Gregg Allman is still playing the blues

Published on March 25th, 2021

By Jim Dail

So where has Gregg Allman of the famed Allman Brothers Band fame been all these years?

 “I’ve never really left,” he laughed during a recent telephone interview about his upcoming show at Spotlight 29 Casino on June 19. “Now, I’m just taking this band and rolling with them. For the last 7 ½ years I’ve been looking ahead into my main love, which is music, so I hand-picked this 9-piece band and let me tell you they are smoking!”

That’s quite a comment from a musician who made what is considered one of the best live albums ever, “At Fillmore East,” with he and his brother Duane’s group, The Allman Brothers Band; indeed, the group has had numerous classic hits such as “Ramblin’ Man” and continued solo success for decades.

“Here’s a guy playing in a smoking band for 40 years then gets a new band together,” he said. “He’s not going to stand for them to not be smoking!”

And that includes rearranging many of the iconic songs of the past.

“Now, we aren’t going to get up and play Perry Como greats, but we rearranged our songs into a Big Band sound with horns and keyboards,” he said. “You know, they came out so much better and so easy that it’s a good feeling that I am proud of. But I am still as crazy as ever.”

He had plans to do something with horns for quite some time but there was a key element.

“It was a matter of time as to when I could afford it,” he laughed.

And the formation of the group is typical of old-school bands.

 “I got the first guy and then we started beating the bushes for the next and then we got someone else and then we go three dudes and we just knew immediately we had something,” he said. “I got two of Bobby Bland’s old horn players and then a tenor player and a baritone sloop soprano. We have great musicians and a Cracker Jack trumpet player, but no alto sax. I don’t like the sound of an alto so don’t even bring it up.”

And the audiences are responding.

“The audiences are loving it, and we haven’t played a show that wasn’t sold out,” he said. “Now, there have been a couple that were not sold out and people came in after we started playing and it got sold out then!”

Of course, it’s still all about the blues, even when he ventures into jazz territory with someone like jazz player Mindi Abair and their collaboration on “Just Say When.”

“I’m proud of it, and it got nominated for a Grammy,” he said. “She called and asked me what I thought about her coming over and spending some time working on a song, and we did it and it was great.”

And it’s not just about the live shows with this band.

“We are going into Muscle Shoals studios with Don Was and the band, and we are going to do what we can lay down,” he said. “We still do it the old way as live as we can. Last time in the studio doing “Low Country Blues” we did it with T-Bone Burnett producing and guys like Dr. John in there and we did it using 2 ½-inch tape. But then we ran out of the tape and had to drive all over the place until we found some more.”

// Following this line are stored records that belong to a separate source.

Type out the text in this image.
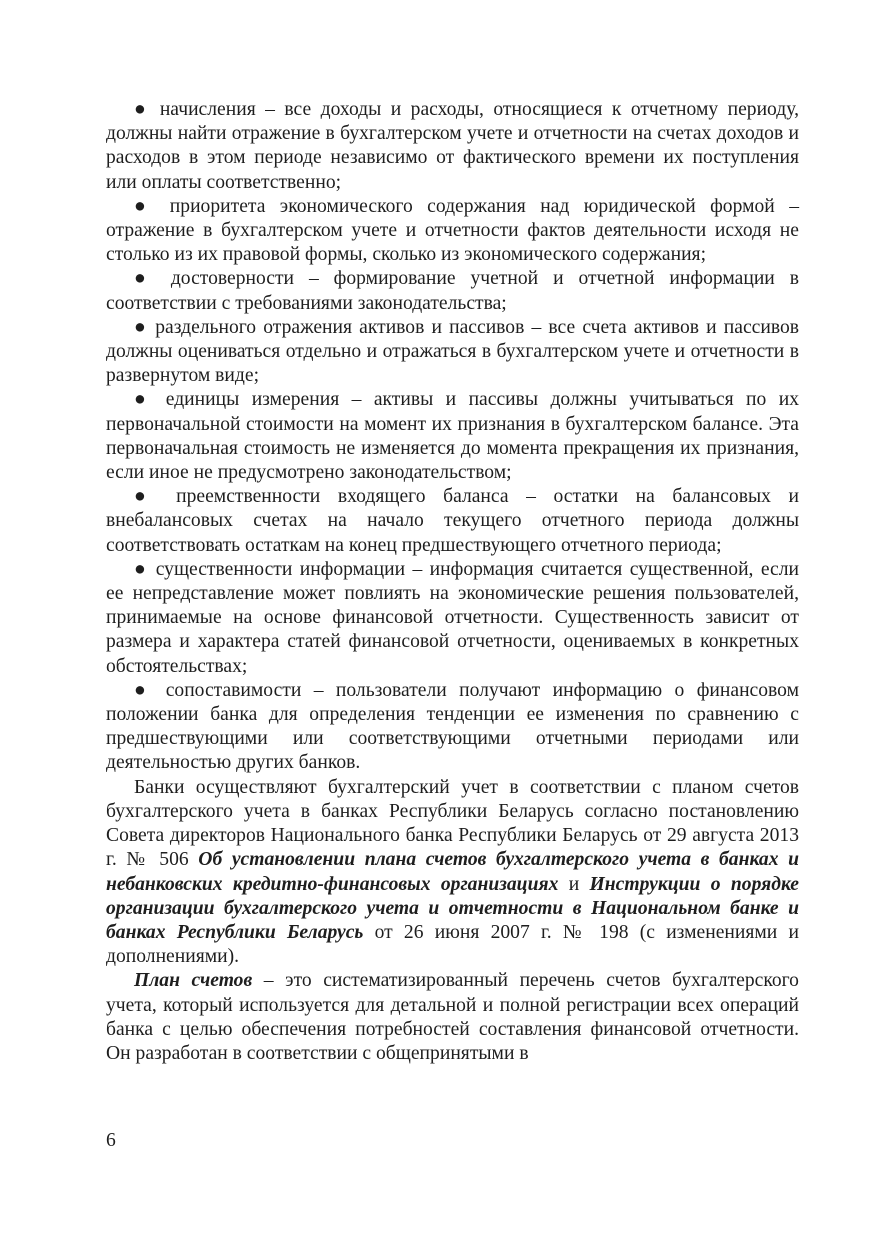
● начисления – все доходы и расходы, относящиеся к отчетному периоду, должны найти отражение в бухгалтерском учете и отчетности на счетах доходов и расходов в этом периоде независимо от фактического времени их поступления или оплаты соответственно;

● приоритета экономического содержания над юридической формой – отражение в бухгалтерском учете и отчетности фактов деятельности исходя не столько из их правовой формы, сколько из экономического содержания;

● достоверности – формирование учетной и отчетной информации в соответствии с требованиями законодательства;

● раздельного отражения активов и пассивов – все счета активов и пассивов должны оцениваться отдельно и отражаться в бухгалтерском учете и отчетности в развернутом виде;

● единицы измерения – активы и пассивы должны учитываться по их первоначальной стоимости на момент их признания в бухгалтерском балансе. Эта первоначальная стоимость не изменяется до момента прекращения их признания, если иное не предусмотрено законодательством;

● преемственности входящего баланса – остатки на балансовых и внебалансовых счетах на начало текущего отчетного периода должны соответствовать остаткам на конец предшествующего отчетного периода;

● существенности информации – информация считается существенной, если ее непредставление может повлиять на экономические решения пользователей, принимаемые на основе финансовой отчетности. Существенность зависит от размера и характера статей финансовой отчетности, оцениваемых в конкретных обстоятельствах;

● сопоставимости – пользователи получают информацию о финансовом положении банка для определения тенденции ее изменения по сравнению с предшествующими или соответствующими отчетными периодами или деятельностью других банков.

Банки осуществляют бухгалтерский учет в соответствии с планом счетов бухгалтерского учета в банках Республики Беларусь согласно постановлению Совета директоров Национального банка Республики Беларусь от 29 августа 2013 г. № 506 Об установлении плана счетов бухгалтерского учета в банках и небанковских кредитно-финансовых организациях и Инструкции о порядке организации бухгалтерского учета и отчетности в Национальном банке и банках Республики Беларусь от 26 июня 2007 г. № 198 (с изменениями и дополнениями).

План счетов – это систематизированный перечень счетов бухгалтерского учета, который используется для детальной и полной регистрации всех операций банка с целью обеспечения потребностей составления финансовой отчетности. Он разработан в соответствии с общепринятыми в

6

The thing is, Allman loves to play and he loves giving people good music.

“There are the diehard lovers of the Allmans, and I am going to keep giving them a place where they can see the same music sung by the same guy, only now he has a little more maturity and shall we say sophistication, more thought into it,” he said. “It’s something you have to go see.”

And it has been a long journey of fun, good music as well as tragedy.

“I love listening to music, and it’s such a shame about B.B. King,” he said. “But I love music and I love listening to everyone like Muddy Watters, Jerry Butler and Garnett Mimms.”

And he is sure a happy cat.

“I’m probably the happiest in this part of my life,” he said. “My liver transplant is healed, I’ve got a great band and friends and I can still make good music.”

And maybe even being a DJ.

“I’m hoping that they don’t shut down the Bluesville station (B.B. King’s SiriusXM station),” he said. “They actually have invited me to be a DJ, and I would love to try it and take my hand and see.

For a Nashville-born boy though, the draw to music is never going to end.

“You and take the boy out of the country, but you can’t take the country out of the boy,” he said.